In back of most of this glum social regression was a little-noted big idea: the devolution of power away from Washington to the states. On paper, advocates of decentralized government might find much to endorse in this project, which made its modern debut in the Nixon years as the “new federalism.” Aren’t states meant to be, in former Supreme Court Justice Louis Brandeis’ famous formulation, “the laboratories of democracy”? Don’t they offer a more level playing field for local interests and policy entrepreneurs than the forbidding, graft-garlanded corridors of power in Washington?

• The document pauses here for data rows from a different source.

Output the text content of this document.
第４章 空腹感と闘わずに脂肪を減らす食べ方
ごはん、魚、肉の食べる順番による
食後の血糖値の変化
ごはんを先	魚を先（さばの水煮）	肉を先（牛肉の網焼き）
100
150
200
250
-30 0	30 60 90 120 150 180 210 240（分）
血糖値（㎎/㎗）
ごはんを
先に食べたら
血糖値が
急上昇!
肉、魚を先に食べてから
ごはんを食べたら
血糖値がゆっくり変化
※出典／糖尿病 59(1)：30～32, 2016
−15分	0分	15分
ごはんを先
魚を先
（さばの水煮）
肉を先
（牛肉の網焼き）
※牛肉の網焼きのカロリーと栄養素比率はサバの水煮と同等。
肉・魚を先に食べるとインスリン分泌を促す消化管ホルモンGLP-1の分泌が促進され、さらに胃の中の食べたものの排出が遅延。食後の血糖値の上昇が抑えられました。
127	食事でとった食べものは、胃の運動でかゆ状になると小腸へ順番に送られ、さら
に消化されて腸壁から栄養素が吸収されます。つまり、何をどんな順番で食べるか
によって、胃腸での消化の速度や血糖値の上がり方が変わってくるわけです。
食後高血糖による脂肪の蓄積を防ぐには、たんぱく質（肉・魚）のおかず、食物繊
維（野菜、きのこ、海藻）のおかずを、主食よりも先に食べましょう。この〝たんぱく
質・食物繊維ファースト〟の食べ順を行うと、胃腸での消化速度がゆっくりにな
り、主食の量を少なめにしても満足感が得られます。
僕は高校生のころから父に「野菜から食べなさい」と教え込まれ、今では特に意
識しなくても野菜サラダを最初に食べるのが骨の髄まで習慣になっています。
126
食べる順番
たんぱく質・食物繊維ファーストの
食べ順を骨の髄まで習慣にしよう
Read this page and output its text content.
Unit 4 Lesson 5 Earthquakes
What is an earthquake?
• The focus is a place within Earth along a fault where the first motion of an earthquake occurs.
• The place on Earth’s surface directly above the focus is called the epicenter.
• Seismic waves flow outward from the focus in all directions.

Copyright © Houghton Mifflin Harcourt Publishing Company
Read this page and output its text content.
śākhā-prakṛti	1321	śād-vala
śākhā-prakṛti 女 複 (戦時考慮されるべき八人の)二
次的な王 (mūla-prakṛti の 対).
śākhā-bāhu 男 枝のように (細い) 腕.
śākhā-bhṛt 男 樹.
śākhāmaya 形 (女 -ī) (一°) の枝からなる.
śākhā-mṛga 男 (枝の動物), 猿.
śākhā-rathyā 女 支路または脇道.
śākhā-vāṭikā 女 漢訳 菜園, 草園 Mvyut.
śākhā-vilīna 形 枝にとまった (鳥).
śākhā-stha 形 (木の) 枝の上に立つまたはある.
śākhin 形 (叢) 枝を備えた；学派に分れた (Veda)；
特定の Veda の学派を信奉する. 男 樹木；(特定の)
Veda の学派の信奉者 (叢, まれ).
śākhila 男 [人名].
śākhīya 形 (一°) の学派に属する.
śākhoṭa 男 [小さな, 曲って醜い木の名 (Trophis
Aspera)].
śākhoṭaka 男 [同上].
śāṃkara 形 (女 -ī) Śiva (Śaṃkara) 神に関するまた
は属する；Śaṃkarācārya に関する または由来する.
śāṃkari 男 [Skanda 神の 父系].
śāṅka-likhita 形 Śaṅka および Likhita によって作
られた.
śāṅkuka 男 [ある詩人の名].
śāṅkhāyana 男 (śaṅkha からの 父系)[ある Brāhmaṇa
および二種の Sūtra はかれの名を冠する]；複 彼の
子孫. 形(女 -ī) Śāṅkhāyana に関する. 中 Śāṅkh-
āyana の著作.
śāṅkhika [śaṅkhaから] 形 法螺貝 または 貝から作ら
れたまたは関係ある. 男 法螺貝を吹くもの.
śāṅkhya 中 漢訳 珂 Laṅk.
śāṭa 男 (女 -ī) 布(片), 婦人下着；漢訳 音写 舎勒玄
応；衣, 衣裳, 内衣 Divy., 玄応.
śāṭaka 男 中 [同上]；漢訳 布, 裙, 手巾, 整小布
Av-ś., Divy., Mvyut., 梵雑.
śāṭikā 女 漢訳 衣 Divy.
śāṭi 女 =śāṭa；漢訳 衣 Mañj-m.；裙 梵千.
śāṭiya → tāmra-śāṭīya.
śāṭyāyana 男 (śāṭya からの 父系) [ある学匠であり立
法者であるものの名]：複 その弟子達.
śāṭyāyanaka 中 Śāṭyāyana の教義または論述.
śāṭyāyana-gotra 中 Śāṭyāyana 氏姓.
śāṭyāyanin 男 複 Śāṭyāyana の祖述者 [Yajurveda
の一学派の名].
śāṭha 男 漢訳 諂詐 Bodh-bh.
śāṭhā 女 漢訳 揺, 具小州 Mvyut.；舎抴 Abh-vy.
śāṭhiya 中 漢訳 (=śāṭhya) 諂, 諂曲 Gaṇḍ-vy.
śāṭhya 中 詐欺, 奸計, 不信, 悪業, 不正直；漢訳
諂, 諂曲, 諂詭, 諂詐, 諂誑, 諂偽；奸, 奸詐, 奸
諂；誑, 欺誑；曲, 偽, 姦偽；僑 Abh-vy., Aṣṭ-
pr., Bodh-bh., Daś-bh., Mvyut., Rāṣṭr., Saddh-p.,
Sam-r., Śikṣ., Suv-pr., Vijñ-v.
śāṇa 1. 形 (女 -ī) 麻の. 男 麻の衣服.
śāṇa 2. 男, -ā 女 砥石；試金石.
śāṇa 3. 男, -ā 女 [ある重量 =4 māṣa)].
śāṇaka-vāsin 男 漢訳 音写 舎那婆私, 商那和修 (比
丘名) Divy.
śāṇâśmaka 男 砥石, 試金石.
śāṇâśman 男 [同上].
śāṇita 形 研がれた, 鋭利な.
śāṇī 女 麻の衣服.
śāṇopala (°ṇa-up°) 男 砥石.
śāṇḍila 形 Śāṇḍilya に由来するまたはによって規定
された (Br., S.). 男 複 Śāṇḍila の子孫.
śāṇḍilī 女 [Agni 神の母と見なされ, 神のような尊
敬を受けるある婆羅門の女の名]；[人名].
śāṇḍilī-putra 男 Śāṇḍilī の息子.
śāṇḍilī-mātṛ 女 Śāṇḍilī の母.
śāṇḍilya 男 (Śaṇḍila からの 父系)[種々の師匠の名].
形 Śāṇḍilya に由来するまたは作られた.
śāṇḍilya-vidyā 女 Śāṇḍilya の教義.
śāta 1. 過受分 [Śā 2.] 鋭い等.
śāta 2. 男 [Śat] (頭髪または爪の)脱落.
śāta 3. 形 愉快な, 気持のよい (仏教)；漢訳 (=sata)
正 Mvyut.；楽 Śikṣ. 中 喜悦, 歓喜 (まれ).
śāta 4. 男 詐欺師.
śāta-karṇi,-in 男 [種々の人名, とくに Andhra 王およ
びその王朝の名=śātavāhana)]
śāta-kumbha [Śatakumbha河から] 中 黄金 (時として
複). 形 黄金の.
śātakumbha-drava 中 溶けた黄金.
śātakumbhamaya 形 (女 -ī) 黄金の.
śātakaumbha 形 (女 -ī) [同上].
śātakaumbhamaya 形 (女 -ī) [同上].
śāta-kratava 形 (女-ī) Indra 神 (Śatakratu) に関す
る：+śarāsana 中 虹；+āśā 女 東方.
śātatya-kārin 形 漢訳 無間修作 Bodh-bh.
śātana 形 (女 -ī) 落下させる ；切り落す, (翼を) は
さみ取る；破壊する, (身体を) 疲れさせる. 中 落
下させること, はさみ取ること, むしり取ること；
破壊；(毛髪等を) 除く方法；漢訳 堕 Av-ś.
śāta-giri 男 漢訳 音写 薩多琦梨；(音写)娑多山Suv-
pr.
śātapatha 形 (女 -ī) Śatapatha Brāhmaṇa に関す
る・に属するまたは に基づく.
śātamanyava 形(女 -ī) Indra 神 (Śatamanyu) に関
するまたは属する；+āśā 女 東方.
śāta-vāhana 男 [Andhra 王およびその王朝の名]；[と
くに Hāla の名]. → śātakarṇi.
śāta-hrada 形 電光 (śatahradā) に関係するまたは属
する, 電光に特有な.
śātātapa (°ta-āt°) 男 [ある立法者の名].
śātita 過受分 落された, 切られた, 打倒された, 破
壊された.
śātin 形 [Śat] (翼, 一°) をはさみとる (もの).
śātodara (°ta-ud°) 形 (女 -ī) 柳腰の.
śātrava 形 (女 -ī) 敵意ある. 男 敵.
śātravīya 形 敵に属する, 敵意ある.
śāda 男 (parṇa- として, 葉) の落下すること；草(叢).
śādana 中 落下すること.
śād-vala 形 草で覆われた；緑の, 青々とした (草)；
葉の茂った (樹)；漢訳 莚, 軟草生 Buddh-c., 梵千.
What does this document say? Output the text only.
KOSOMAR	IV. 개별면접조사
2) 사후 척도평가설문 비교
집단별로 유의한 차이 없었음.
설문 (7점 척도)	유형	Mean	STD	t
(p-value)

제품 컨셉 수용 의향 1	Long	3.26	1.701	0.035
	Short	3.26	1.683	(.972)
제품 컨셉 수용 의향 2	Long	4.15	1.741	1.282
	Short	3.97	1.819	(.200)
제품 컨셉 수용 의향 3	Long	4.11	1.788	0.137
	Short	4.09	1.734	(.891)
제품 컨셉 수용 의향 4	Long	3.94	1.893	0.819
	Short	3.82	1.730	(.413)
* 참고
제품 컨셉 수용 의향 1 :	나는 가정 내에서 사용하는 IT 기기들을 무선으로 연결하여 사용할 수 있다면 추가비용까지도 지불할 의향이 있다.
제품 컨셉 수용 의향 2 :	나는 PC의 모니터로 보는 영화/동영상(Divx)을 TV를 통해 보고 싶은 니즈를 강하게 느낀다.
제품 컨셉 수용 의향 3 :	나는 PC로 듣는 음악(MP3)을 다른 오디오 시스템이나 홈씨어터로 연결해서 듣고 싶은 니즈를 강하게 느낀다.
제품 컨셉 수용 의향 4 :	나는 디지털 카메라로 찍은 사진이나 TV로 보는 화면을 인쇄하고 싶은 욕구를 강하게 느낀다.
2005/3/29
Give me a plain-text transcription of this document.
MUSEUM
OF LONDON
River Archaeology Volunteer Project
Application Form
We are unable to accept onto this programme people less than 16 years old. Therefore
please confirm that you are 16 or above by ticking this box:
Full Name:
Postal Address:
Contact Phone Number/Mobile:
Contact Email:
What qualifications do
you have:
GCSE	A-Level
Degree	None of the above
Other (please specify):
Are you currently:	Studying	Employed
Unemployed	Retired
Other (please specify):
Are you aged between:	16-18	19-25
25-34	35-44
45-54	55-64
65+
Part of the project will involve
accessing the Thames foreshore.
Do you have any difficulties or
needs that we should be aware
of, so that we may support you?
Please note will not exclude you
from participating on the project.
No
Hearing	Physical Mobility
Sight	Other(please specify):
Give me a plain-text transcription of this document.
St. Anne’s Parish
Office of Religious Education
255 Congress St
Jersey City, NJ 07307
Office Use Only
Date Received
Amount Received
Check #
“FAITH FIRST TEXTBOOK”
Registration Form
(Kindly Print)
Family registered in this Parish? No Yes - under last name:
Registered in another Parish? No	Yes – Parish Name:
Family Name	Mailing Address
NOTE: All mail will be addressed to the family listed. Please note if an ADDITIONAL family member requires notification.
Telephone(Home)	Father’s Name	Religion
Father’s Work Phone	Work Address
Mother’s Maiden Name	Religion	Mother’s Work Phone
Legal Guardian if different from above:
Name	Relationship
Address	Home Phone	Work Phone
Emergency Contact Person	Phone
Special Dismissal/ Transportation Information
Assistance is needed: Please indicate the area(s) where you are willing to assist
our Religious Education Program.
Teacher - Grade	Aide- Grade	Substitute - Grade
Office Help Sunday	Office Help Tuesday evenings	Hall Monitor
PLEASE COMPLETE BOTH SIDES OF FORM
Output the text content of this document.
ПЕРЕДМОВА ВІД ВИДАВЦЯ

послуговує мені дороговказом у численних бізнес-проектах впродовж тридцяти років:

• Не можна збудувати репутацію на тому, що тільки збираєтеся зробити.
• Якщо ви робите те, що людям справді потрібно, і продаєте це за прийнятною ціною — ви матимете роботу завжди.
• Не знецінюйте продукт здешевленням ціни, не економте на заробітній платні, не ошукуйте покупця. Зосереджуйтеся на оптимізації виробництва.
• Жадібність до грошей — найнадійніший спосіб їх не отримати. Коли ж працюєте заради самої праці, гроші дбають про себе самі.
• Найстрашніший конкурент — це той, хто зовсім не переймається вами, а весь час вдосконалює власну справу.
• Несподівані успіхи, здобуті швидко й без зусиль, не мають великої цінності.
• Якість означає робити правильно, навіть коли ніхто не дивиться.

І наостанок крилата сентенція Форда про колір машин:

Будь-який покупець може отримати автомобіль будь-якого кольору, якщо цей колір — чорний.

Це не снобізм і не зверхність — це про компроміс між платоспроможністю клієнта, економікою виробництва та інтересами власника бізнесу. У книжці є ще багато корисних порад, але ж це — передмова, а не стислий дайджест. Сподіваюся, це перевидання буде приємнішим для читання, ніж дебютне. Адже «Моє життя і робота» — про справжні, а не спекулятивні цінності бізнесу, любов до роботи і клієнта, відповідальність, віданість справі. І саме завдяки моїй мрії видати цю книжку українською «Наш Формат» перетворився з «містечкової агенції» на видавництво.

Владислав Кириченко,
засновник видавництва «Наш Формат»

Such, at any rate, were the gauzy rationales proffered for the New Federalism, which gained real momentum under the deregulating stewardship of Ronald Reagan and hasn’t let up since. Unfortunately, though, the shift of power and resources over to the states hasn’t produced any upticks in democratic policy innovation — quite the contrary. Under the direction of conservative activists, most of the nation’s state legislatures have become clearinghouses for raw reactionary lawmaking that won’t fly even in the unprincipled, well-lubricated lobbies of Capitol Hill.
Just consider the now notorious “Stand Your Ground” law that prevented George Zimmerman’s prosecution from becoming anything like an equitable legal proceeding Under the tutelage of the National Rifle Association and the American Legislative Exchange Council — the bland-sounding entity that produces readymade templates for right-wing bills for state legislatures to rubber stamp — 31 states now have some version of Stand Your Ground on the books. The law essentially rescinds a key threshold for credible claims of self-defense in violent confrontations: the expectation that a person who perceives an imminent physical threat retreat from the site of the conflict. (Even under this trigger-happy standard, it’s not at all clear that Zimmerman should have qualified, since a 911 dispatcher advised Zimmerman to stop stalking Martin through Zimmerman’s Sanford, Fla., neighborhod. But then again, the logic of Stand Your Ground always privileges the claims of the shooter over against those of the victim — particularly in a case like Martin’s, where the victim is dead.) Under this shooter-friendly statute, Zimmerman’s defense team could and did portray every action taken by their client, including the use of deadly force, as justified self-defense — and since it is official Florida state law, the Zimmerman jury had precious little room to maneuver around it. Not surprisingly, enforcement of Stand Your Ground laws has been dramatically skewed along racial lines: John Roman of the Urban Institute’s Justice Policy Center broke down a database of more than 40,000 homicides between 2005 and 2009; in those cases where one-on-one shootings fell under the rubric of self-defense or justifiable homicide, Roman found that in Stand Your Ground states, white assailants were 354 percent more likely to be exonerated for killing a black victim states than in cases where white shooters had killed white victims. (In non-Stand Your Ground states, that ratio was 250 percent.)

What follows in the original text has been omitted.